Puisqu’un concept universel n’est rien qu’une connaissance trouble et confuse, où donc trouverons-nous la connaissance claire et distincte ? N’est-ce point dans l’acte par lequel nous saisissons les choses singulières ? N’est-ce point dans le concept particulier ? [1] « À cette question, je réponds brièvement : Oui, dit Ockam, Le concept commun, en effet, c’est la connaissance confuse ; le concept propre est donc la connaissance claire…

» Mais peut-être doute-t-on, touchant la façon dont on doit admettre que les actes intellectuels sont des concepts.

» Je réponds que voici la manière dont il le faut admettre.

» L’intelligence, par l’opération que nous nommons infencio, saisissant une chose singulière, en dégage en elle-même une connaissance intuitive qui est simplement la connaissance de cette chose singulière ; par sa nature, cette connaissance a pouvoir de remplacer cette chose singulière (supponere pro re singulari).

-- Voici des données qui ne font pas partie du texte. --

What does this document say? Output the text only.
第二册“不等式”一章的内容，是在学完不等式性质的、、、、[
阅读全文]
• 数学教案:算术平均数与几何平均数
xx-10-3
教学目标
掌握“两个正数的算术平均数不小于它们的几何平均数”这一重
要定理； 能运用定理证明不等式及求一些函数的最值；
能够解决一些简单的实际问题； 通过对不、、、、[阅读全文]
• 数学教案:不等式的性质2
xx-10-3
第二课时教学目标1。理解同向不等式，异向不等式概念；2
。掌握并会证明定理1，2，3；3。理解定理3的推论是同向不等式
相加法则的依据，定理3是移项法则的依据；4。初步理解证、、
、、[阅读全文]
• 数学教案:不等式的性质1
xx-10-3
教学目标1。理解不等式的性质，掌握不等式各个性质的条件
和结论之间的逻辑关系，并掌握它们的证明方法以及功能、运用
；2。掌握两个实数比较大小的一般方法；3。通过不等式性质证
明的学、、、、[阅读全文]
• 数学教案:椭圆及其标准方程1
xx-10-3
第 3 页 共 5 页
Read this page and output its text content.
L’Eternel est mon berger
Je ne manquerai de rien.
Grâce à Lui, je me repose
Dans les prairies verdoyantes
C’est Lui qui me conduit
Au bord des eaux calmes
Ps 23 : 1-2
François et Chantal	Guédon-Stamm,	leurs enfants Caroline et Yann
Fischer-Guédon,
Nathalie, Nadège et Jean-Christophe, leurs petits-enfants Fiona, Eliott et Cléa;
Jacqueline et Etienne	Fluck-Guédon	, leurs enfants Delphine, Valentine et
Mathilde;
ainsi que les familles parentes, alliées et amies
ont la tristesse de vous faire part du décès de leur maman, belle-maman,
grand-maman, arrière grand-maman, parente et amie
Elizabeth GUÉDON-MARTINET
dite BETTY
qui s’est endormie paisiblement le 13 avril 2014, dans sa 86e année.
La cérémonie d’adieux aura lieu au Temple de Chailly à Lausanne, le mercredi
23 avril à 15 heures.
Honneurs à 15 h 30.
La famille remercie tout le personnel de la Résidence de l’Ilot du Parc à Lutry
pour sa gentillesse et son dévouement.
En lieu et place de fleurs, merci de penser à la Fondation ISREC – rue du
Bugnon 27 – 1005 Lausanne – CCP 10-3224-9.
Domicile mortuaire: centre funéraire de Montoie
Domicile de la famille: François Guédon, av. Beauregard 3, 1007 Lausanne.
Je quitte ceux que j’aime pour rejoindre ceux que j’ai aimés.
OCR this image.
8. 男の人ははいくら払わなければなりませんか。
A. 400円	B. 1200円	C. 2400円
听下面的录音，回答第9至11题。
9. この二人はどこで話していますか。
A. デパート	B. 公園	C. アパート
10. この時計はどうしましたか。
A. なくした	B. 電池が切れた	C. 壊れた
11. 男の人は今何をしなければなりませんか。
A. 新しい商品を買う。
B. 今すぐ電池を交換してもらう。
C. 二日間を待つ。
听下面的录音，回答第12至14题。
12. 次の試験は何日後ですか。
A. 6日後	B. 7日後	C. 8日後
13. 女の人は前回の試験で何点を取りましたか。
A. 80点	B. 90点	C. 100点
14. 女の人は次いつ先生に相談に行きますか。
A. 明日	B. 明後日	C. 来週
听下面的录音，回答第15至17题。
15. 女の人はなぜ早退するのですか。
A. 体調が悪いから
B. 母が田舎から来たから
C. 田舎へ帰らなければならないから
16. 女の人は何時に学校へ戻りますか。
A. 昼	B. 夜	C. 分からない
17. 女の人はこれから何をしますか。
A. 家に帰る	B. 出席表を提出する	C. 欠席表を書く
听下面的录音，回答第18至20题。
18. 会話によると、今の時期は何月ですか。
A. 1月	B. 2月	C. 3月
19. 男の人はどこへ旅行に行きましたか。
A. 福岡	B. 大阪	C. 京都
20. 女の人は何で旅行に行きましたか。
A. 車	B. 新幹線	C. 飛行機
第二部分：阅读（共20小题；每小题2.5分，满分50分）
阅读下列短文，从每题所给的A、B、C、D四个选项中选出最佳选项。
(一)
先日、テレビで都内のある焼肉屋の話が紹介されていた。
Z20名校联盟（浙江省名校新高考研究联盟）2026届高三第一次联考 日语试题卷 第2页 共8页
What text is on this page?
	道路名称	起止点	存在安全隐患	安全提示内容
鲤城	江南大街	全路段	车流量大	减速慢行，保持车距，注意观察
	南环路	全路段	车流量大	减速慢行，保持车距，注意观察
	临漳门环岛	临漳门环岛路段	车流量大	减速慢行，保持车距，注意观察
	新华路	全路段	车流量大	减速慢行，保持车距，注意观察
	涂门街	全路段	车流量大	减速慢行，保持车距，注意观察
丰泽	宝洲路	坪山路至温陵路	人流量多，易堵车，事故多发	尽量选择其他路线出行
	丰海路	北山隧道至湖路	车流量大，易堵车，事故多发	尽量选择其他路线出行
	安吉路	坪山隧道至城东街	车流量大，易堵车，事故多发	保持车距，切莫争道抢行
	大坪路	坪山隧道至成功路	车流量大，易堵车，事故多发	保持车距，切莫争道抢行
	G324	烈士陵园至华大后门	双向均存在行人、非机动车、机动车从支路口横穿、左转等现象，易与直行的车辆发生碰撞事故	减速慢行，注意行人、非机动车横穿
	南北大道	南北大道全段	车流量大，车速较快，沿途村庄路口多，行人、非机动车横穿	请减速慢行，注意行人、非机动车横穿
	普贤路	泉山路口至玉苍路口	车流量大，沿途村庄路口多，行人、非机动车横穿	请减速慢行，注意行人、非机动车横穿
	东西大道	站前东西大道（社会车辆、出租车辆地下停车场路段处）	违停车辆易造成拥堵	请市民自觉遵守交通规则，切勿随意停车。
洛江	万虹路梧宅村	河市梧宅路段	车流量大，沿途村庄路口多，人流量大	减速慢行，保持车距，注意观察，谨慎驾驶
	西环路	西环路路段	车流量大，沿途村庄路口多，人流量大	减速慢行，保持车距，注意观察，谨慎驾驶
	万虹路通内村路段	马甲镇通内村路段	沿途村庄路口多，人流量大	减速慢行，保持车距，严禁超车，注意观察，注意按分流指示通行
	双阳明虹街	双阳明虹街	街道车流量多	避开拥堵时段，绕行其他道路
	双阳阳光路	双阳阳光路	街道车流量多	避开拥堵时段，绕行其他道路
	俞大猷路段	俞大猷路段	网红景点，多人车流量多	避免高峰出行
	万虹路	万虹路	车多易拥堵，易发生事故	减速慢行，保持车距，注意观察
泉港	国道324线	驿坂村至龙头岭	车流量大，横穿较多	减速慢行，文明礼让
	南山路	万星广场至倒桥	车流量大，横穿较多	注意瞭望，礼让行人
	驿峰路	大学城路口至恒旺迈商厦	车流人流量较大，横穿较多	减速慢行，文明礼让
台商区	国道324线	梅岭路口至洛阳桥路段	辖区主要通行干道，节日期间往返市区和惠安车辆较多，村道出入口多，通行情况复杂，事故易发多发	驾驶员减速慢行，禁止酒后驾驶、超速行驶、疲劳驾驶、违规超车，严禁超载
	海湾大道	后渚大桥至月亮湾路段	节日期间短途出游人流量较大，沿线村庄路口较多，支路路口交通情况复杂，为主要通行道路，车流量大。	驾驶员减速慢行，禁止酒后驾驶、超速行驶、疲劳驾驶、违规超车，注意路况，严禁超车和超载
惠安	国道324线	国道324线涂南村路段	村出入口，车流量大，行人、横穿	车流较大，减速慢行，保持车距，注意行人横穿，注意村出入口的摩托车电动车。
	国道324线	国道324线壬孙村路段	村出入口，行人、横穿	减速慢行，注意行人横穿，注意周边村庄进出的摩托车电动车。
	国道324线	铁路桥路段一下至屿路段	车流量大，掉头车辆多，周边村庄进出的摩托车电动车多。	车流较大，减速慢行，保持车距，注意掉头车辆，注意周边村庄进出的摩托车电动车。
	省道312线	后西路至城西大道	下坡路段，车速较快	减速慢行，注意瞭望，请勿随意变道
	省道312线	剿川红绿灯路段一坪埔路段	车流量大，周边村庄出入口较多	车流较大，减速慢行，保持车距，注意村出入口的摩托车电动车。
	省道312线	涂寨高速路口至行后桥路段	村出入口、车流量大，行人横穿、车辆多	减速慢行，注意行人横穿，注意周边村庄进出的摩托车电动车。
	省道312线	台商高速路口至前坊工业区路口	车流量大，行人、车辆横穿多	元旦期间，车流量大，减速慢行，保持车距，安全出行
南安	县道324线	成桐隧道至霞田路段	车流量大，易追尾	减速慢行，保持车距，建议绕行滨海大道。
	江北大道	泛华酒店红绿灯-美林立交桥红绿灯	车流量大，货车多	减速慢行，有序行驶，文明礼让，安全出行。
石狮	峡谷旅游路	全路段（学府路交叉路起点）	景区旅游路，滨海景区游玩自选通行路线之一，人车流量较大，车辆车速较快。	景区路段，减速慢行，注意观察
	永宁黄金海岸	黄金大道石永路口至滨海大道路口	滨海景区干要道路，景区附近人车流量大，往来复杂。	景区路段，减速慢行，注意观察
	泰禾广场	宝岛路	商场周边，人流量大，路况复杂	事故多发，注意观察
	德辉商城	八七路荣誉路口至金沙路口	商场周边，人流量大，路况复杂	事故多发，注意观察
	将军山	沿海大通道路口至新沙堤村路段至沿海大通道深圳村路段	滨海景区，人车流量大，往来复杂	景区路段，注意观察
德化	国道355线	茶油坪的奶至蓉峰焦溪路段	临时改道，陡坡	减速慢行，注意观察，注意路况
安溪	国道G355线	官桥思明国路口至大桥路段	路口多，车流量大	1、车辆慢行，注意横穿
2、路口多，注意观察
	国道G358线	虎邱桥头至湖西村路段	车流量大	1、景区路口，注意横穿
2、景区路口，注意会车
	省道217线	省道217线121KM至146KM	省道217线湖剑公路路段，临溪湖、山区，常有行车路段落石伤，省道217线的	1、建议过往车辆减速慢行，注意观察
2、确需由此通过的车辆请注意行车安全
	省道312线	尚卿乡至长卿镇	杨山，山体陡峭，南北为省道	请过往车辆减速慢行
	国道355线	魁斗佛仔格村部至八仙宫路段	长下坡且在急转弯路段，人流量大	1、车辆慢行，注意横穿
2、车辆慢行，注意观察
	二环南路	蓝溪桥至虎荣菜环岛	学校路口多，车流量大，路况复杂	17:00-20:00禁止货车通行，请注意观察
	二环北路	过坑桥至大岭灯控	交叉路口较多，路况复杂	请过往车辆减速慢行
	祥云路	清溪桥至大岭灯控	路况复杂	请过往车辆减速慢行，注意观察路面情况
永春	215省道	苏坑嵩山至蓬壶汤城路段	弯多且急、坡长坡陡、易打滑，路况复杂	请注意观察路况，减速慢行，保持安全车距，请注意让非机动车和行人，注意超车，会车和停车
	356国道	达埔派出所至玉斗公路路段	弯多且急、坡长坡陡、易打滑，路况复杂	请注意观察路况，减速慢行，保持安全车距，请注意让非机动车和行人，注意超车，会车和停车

Ce mot ; Socrate, remplace la chose qu’il signifie ; en sorte que si nous entendons ees paroles : Socrate existe, nous ne concevons pas que ce qui existe, c’est ce mot : Socrate, que nous entendons, mais bien la chose qui est désignée par ce mot. De même celui qui verra et connaîtra qu’on affirme quelque chose de cette intention d’une chose singulière, ne concevra pas que c’est cette intentio qui est telle ou telle, mais il concevra que ce qui est tel ou tel, c’est la chose dont elle est l’intentio. Ainsi donc, de même que, par institution humaine, le mot est mis à la place de ce qu’il désigne, de même, par nature, l’intentio est mise à la place de la chose dont elle est l’intentio.

» Mais outre cette intentio de la chose singulière, l’intelligence se forme à elle-même d’autres intentiones qui ne sont pas plus de cette chose-là que d’une autre chose. Ce mot : homme, ne désigne pas Socrate plutôt que Platon ; on ne le met pas à la place de Socrate plutôt qu’à la place de Platon. De même, par l’intentio [à laquelle ce mot correspond], on ne conçoit pas Socrate plutôt que Platon ou que n’importe quel autre homme. De même, il y a dans l’intelligence une connaissance par laquelle nous ne connaissons pas plutôt tel animal que tel autre animal ; et ainsi de chacune de nos intentiones generales.

  1. Guglelmi de Okam Op. laud., VII ; Utrum conceptus proprius singularis sit cognitio propria ; ms. cit, fol. 2, col. b.